Marni yang melihat keadaan itu tidak tinggal diam. Dia tersenyum senang karena mengira Ira mungkin hamil. Tanpa pikir panjang, dia menelpon Nicho dan menceritakan apa yang terjadi pada Ira.
"Kamu masih mual, nak?" tanya Marni yang kembali mendekati Ira dan mengelus punggungnya.
Hwuekkk
Hwuekkk
Ira masih terus muntah, sampai kepalanya terasa semakin sakit dan bahkan suhu tubuhnya memanas.
"Ra, kamu demam nak. Panasnya tinggi sekali." Marni panik. Dengan tertatih dia merangkul Ira menuju kamar.
"Ibu sudah menelpon Nicho. Sebentar lagi dia akan tiba. Ibu juga menelpon adik, ibu pikir kamu harus diperiksa."

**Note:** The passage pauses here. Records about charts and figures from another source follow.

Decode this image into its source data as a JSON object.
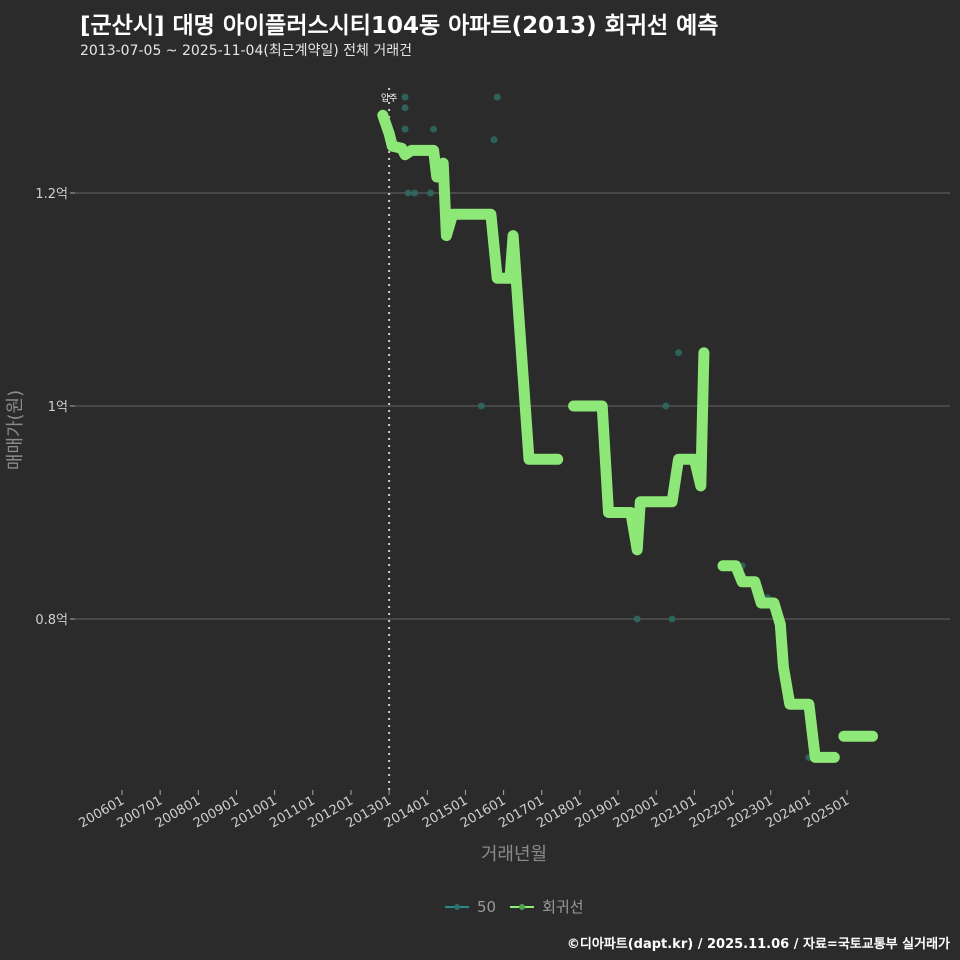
{
  "header": {
    "title": "[군산시] 대명 아이플러스시티104동 아파트(2013) 회귀선 예측",
    "subtitle": "2013-07-05 ~ 2025-11-04(최근계약일) 전체 거래건"
  },
  "footer": {
    "credit": "©디아파트(dapt.kr) / 2025.11.06 / 자료=국토교통부 실거래가"
  },
  "legend": {
    "items": [
      {
        "label": "50",
        "color": "#2a8a8a"
      },
      {
        "label": "회귀선",
        "color": "#90ee78"
      }
    ]
  },
  "colors": {
    "background": "#2b2b2b",
    "regression": "#8ee878",
    "scatter": "#2e6b62",
    "grid": "#555555"
  },
  "chart_data": {
    "type": "line",
    "title": "[군산시] 대명 아이플러스시티104동 아파트(2013) 회귀선 예측",
    "subtitle": "2013-07-05 ~ 2025-11-04(최근계약일) 전체 거래건",
    "xlabel": "거래년월",
    "ylabel": "매매가(원)",
    "x_ticks": [
      "200601",
      "200701",
      "200801",
      "200901",
      "201001",
      "201101",
      "201201",
      "201301",
      "201401",
      "201501",
      "201601",
      "201701",
      "201801",
      "201901",
      "202001",
      "202101",
      "202201",
      "202301",
      "202401",
      "202501"
    ],
    "y_ticks": [
      {
        "value": 0.8,
        "label": "0.8억"
      },
      {
        "value": 1.0,
        "label": "1억"
      },
      {
        "value": 1.2,
        "label": "1.2억"
      }
    ],
    "ylim": [
      0.64,
      1.31
    ],
    "grid": true,
    "legend_position": "bottom",
    "annotations": [
      {
        "x": "2013-01",
        "label": "입주",
        "style": "vertical dotted line"
      }
    ],
    "series": [
      {
        "name": "회귀선",
        "unit": "억",
        "segments": [
          [
            [
              "2012-11",
              1.273
            ],
            [
              "2013-01",
              1.256
            ],
            [
              "2013-02",
              1.244
            ],
            [
              "2013-05",
              1.242
            ],
            [
              "2013-06",
              1.236
            ],
            [
              "2013-08",
              1.24
            ],
            [
              "2014-03",
              1.24
            ],
            [
              "2014-04",
              1.215
            ],
            [
              "2014-06",
              1.228
            ],
            [
              "2014-07",
              1.16
            ],
            [
              "2014-09",
              1.18
            ],
            [
              "2015-09",
              1.18
            ],
            [
              "2015-11",
              1.12
            ],
            [
              "2016-03",
              1.12
            ],
            [
              "2016-04",
              1.16
            ],
            [
              "2016-09",
              0.95
            ],
            [
              "2017-06",
              0.95
            ]
          ],
          [
            [
              "2017-11",
              1.0
            ],
            [
              "2018-08",
              1.0
            ],
            [
              "2018-10",
              0.9
            ],
            [
              "2019-05",
              0.9
            ],
            [
              "2019-07",
              0.865
            ],
            [
              "2019-08",
              0.91
            ],
            [
              "2020-06",
              0.91
            ],
            [
              "2020-08",
              0.95
            ],
            [
              "2021-01",
              0.95
            ],
            [
              "2021-03",
              0.925
            ],
            [
              "2021-04",
              1.05
            ]
          ],
          [
            [
              "2021-10",
              0.85
            ],
            [
              "2022-02",
              0.85
            ],
            [
              "2022-04",
              0.835
            ],
            [
              "2022-08",
              0.835
            ],
            [
              "2022-10",
              0.815
            ],
            [
              "2023-02",
              0.815
            ],
            [
              "2023-04",
              0.795
            ],
            [
              "2023-05",
              0.755
            ],
            [
              "2023-07",
              0.72
            ],
            [
              "2024-01",
              0.72
            ],
            [
              "2024-03",
              0.67
            ],
            [
              "2024-09",
              0.67
            ]
          ],
          [
            [
              "2024-12",
              0.69
            ],
            [
              "2025-09",
              0.69
            ]
          ]
        ]
      },
      {
        "name": "50",
        "type": "scatter",
        "points": [
          [
            "2013-06",
            1.29
          ],
          [
            "2013-06",
            1.28
          ],
          [
            "2013-06",
            1.26
          ],
          [
            "2013-07",
            1.2
          ],
          [
            "2013-09",
            1.2
          ],
          [
            "2014-02",
            1.2
          ],
          [
            "2014-03",
            1.26
          ],
          [
            "2015-10",
            1.25
          ],
          [
            "2015-11",
            1.29
          ],
          [
            "2015-06",
            1.0
          ],
          [
            "2019-07",
            0.8
          ],
          [
            "2020-04",
            1.0
          ],
          [
            "2020-06",
            0.8
          ],
          [
            "2020-08",
            1.05
          ],
          [
            "2022-04",
            0.85
          ],
          [
            "2022-12",
            0.82
          ],
          [
            "2024-01",
            0.67
          ]
        ]
      }
    ]
  }
}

Ira tidak mengatakan apapun. Pandangannya kosong dan dia berakhir pingsan. Untunglah saat pingsan, tubuhnya sudah terbaring di atas ranjangnya.
Tidak berselang lama, Aluna dan Nicho tiba bersamaan. Tentu saja Nicho memberi tumpangan pada Aluna, karena memang tadi mereka berada di apartemen yang sama.
"Buk, apa yang terjadi? Kakak kenapa?" Tanya Aluna dengan wajah khawatirnya.
"Tadi kakakmu muntah muntah..."
Nicho menerobos masuk ke kamar, mengabaikan mertuanya dan Aluna yang masih berbincang.
"Sha... Shahira..." panggil Nicho dengan suara sangat lembut.
Dia duduk di pinggir ranjang, kedua tangannya menyentuh wajah Ira. Dia sangat mengkhawatirkan istrinya, matanya tidak bisa bohong.
"Sha, kamu demam. Kita kerumah sakit ya!" Nicho merangkul punggung Ira, membuat Ira bersandar pada nya dan memastikan kepala Ira bersandar di pundaknya.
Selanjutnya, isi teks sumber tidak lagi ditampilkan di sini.